Perché negli Stati Uniti i topi da laboratorio hanno diritti e i polpi no? L’accusa arriva dal New York Times. Secondo l’autorevole quotidiano, infatti, non si capisce perché gli scienziati debbano obbligatoriamente seguire le normative federali in questo campo se si tratta di topi, scimmie pesci o fringuelli e non debbano farlo se si tratta di invertebrati.
Questi animali, infatti, inclusi vermi e api o cefalopodi come calamari e polpi, nei laboratori non ricevono le stesse protezioni dal governo federale. Tanto che nell’ambiente della ricerca rispetto a queste specie non c'è alcuna supervisione o normativa che possa impedire di acquistare un polpo e di farne ciò che si vuole, spiega al quotidiano Robyn Crook, neuroscienziata della San Francisco State University.
La questione, però, si fa urgente visto che i ricercatori lavorano sempre più spesso con i cefalopodi per rispondere alle domande delle neuroscienze e in altri campi scientifici.
Il quotidiano sottolinea anche che tutto ciò non vuol dire che la ricerca sui cefalopodi sia un selvaggio west. Sono sempre di più, infatti, gli istituti di ricerca americani che scelgono di sottoporre i loro studi allo stesso processo di approvazione degli esperimenti su topi o altri vertebrati.
Ma ciò che manca sono delle linee guida che stabiliscano gli standard di cura dei cefalopodi utilizzati in questo campo, insieme ad una supervisione federale. E tutto questo riflette, oltretutto, come regole e leggi siano decisamente in ritardo rispetto alla comprensione scientifica delle complesse vite interiori di questi animali.
La levata di scudi animalista del principale quotidiano Usa aggiunge una valutazione ancora più meritoria degli stessi invertebrati rispetto ai topi e si basa sul principio che i polpi possono anche eseguire imprese intelligenti di cui i topi non sono capaci, come per esempio mimetizzarsi tra le rocce per difendersi dagli attacchi.

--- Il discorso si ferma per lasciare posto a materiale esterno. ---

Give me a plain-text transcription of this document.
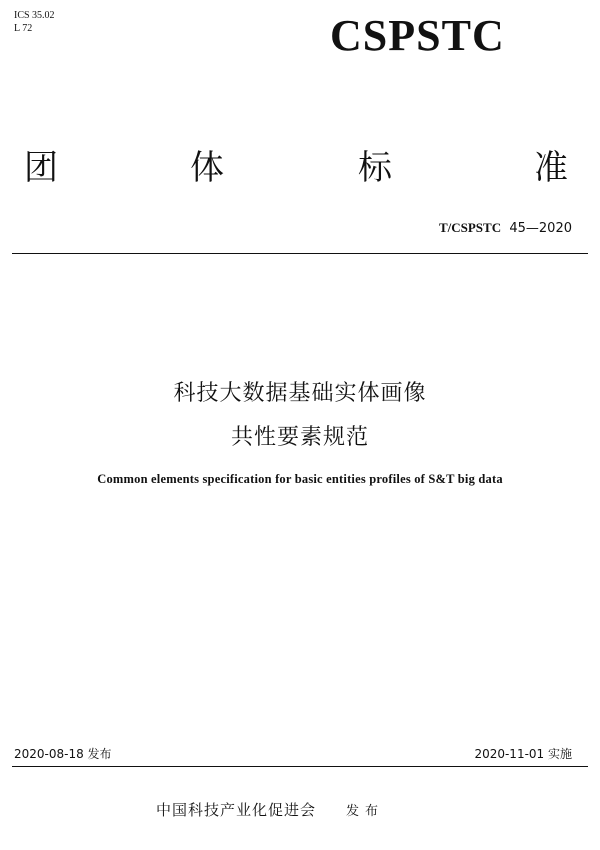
ICS 35.02
L 72	CSPSTC
团	体	标	准
T/CSPSTC 45—2020
科技大数据基础实体画像
共性要素规范
Common elements specification for basic entities profiles of S&T big data
2020-08-18 发布	2020-11-01 实施
中国科技产业化促进会 发布
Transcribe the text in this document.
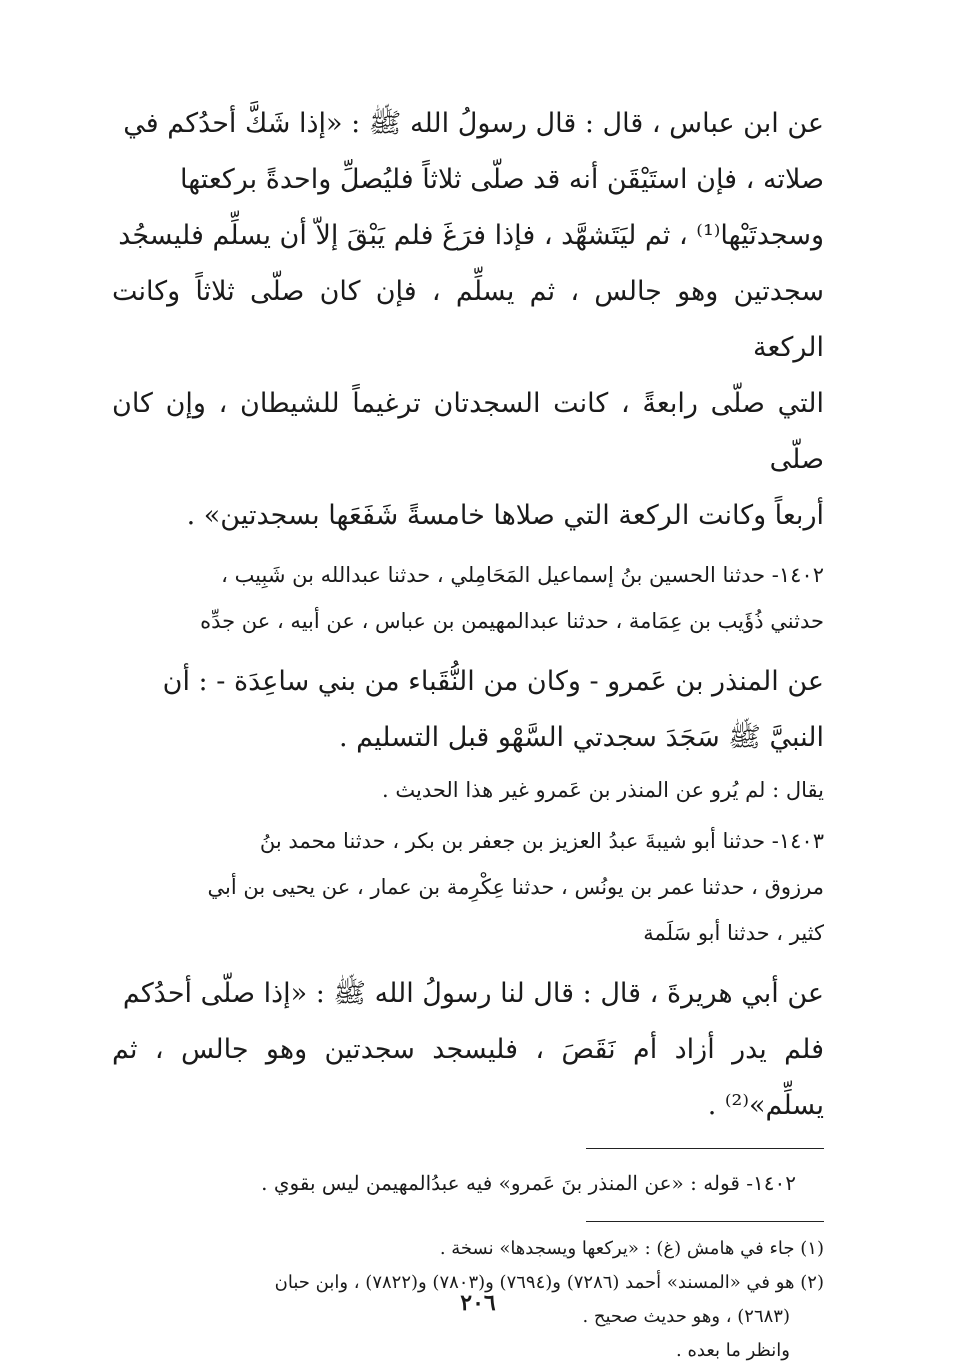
عن ابن عباس ، قال : قال رسولُ الله ﷺ : «إذا شَكَّ أحدُكم في

صلاته ، فإن استَيْقَن أنه قد صلّى ثلاثاً فليُصلِّ واحدةً بركعتها

وسجدتَيْها⁽¹⁾ ، ثم ليَتَشهَّد ، فإذا فرَغَ فلم يَبْقَ إلاّ أن يسلِّم فليسجُد

سجدتين وهو جالس ، ثم يسلِّم ، فإن كان صلّى ثلاثاً وكانت الركعة

التي صلّى رابعةً ، كانت السجدتان ترغيماً للشيطان ، وإن كان صلّى

أربعاً وكانت الركعة التي صلاها خامسةً شَفَعَها بسجدتين» .

١٤٠٢- حدثنا الحسين بنُ إسماعيل المَحَامِلي ، حدثنا عبدالله بن شَبِيب ،

حدثني ذُؤَيب بن عِمَامة ، حدثنا عبدالمهيمن بن عباس ، عن أبيه ، عن جدِّه

عن المنذر بن عَمرو - وكان من النُّقَباء من بني ساعِدَة - : أن

النبيَّ ﷺ سَجَدَ سجدتي السَّهْو قبل التسليم .

يقال : لم يُرو عن المنذر بن عَمرو غير هذا الحديث .

١٤٠٣- حدثنا أبو شيبةَ عبدُ العزيز بن جعفر بن بكر ، حدثنا محمد بنُ

مرزوق ، حدثنا عمر بن يونُس ، حدثنا عِكْرِمة بن عمار ، عن يحيى بن أبي

كثير ، حدثنا أبو سَلَمة

عن أبي هريرةَ ، قال : قال لنا رسولُ الله ﷺ : «إذا صلّى أحدُكم

فلم يدر أزاد أم نَقَصَ ، فليسجد سجدتين وهو جالس ، ثم يسلِّم»⁽²⁾ .

١٤٠٢- قوله : «عن المنذر بنَ عَمرو» فيه عبدُالمهيمن ليس بقوي .

(١) جاء في هامش (غ) : «يركعها ويسجدها» نسخة .

(٢) هو في «المسند» أحمد (٧٢٨٦) و(٧٦٩٤) و(٧٨٠٣) و(٧٨٢٢) ، وابن حبان

(٢٦٨٣) ، وهو حديث صحيح .

وانظر ما بعده .

٢٠٦
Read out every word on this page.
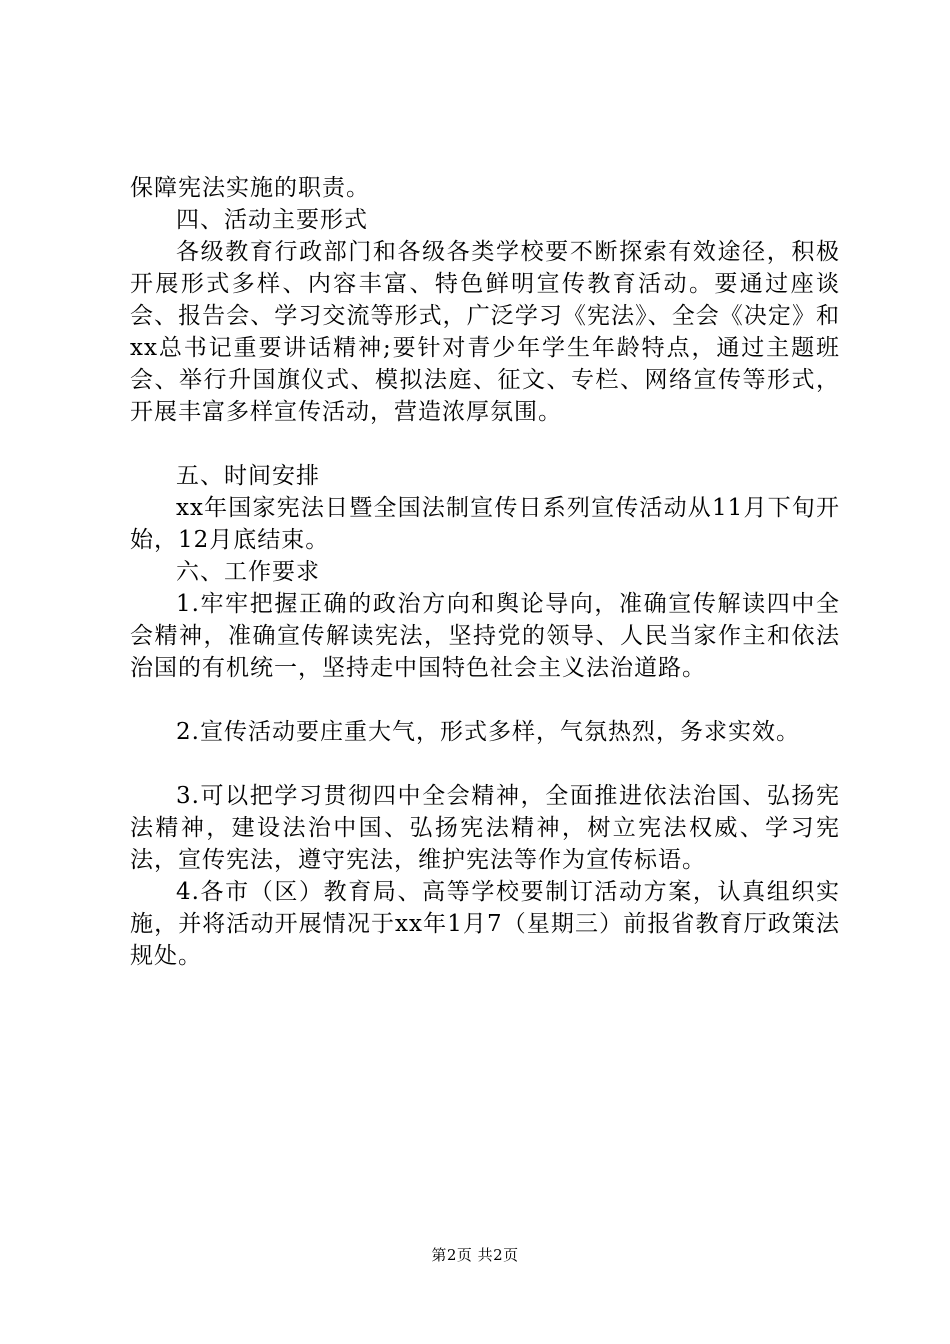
保障宪法实施的职责。

四、活动主要形式

各级教育行政部门和各级各类学校要不断探索有效途径，积极开展形式多样、内容丰富、特色鲜明宣传教育活动。要通过座谈会、报告会、学习交流等形式，广泛学习《宪法》、全会《决定》和xx总书记重要讲话精神;要针对青少年学生年龄特点，通过主题班会、举行升国旗仪式、模拟法庭、征文、专栏、网络宣传等形式，开展丰富多样宣传活动，营造浓厚氛围。

五、时间安排

xx年国家宪法日暨全国法制宣传日系列宣传活动从11月下旬开始，12月底结束。

六、工作要求

1.牢牢把握正确的政治方向和舆论导向，准确宣传解读四中全会精神，准确宣传解读宪法，坚持党的领导、人民当家作主和依法治国的有机统一，坚持走中国特色社会主义法治道路。

2.宣传活动要庄重大气，形式多样，气氛热烈，务求实效。

3.可以把学习贯彻四中全会精神，全面推进依法治国、弘扬宪法精神，建设法治中国、弘扬宪法精神，树立宪法权威、学习宪法，宣传宪法，遵守宪法，维护宪法等作为宣传标语。

4.各市（区）教育局、高等学校要制订活动方案，认真组织实施，并将活动开展情况于xx年1月7（星期三）前报省教育厅政策法规处。

第2页 共2页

Un paragone, diciamolo, abbastanza inutile quello di mettere a confronto specie diverse sul piano dell'intelligenza senza considerare, appunto, che le abilità cognitive non vanno comparate: ogni animale ha la sua evoluzione e le sue "ragioni" per sviluppare determinate caratteristiche.
In sostanza comunque si vuole intendere, come peraltro è stato già dimostrato in diversi studi, che i polpi e altri cefalopodi sono particolarmente intelligenti e sensibili. Il passo in più è chiedersi se questi animali sentano il dolore. E visto che gli esperimenti su di loro comportano interventi chirurgici dolorosi, non è una domanda di poco conto.
Il fatto che l'esperienza del dolore esista o meno negli animali al di fuori dei vertebrati è una tesi piuttosto controversa. In un articolo del 2021, la dottoressa Crook aveva mostrato come i polpi che avevano ricevuto un'iniezione di acido acetico, subito dopo si tenessero accuratamente alla larga dall’area dove avevano ricevuto l'iniezione. Una scoperta che aveva mosso qualcosa, almeno negli scienziati ma non a livello federale, mancando del tutto un’uniformità sulle leggi che interessano il benessere degli animali in cattività. Infatti, spiega il NYT, è vero che esiste l’Animal Welfare Act, approvato nel 1966, che richiede un trattamento umano di animali come primati o da compagnia ed esiste anche l'Health Research Extension Act del 1985, che disciplina il trattamento di tutti gli animali vertebrati nella ricerca finanziata dal governo degli Stati Uniti. Ma il problema è che quando si tratta di invertebrati, queste leggi non hanno alcun valore. Inoltre, non esiste un manuale universale per la cura dei cefalopodi, perché gli scienziati stanno ancora studiando la loro biologia.
Katherine Meyer, che dirige la Animal Law and Policy Clinic presso la Harvard Law School, sta cercando di fare pressione sul National Institutes of Health, il principale finanziatore federale della ricerca biomedica in gli Stati Uniti, perché possa avvenire un cambiamento. Ma al momento non sembra aver avuto risposta.
L’unica buona notizia è che sempre più scienziati che studiano queste creature hanno deciso di agire personalmente e se non di interrompere del tutto gli esperimenti sugli animali, almeno di provare a non farli soffrire.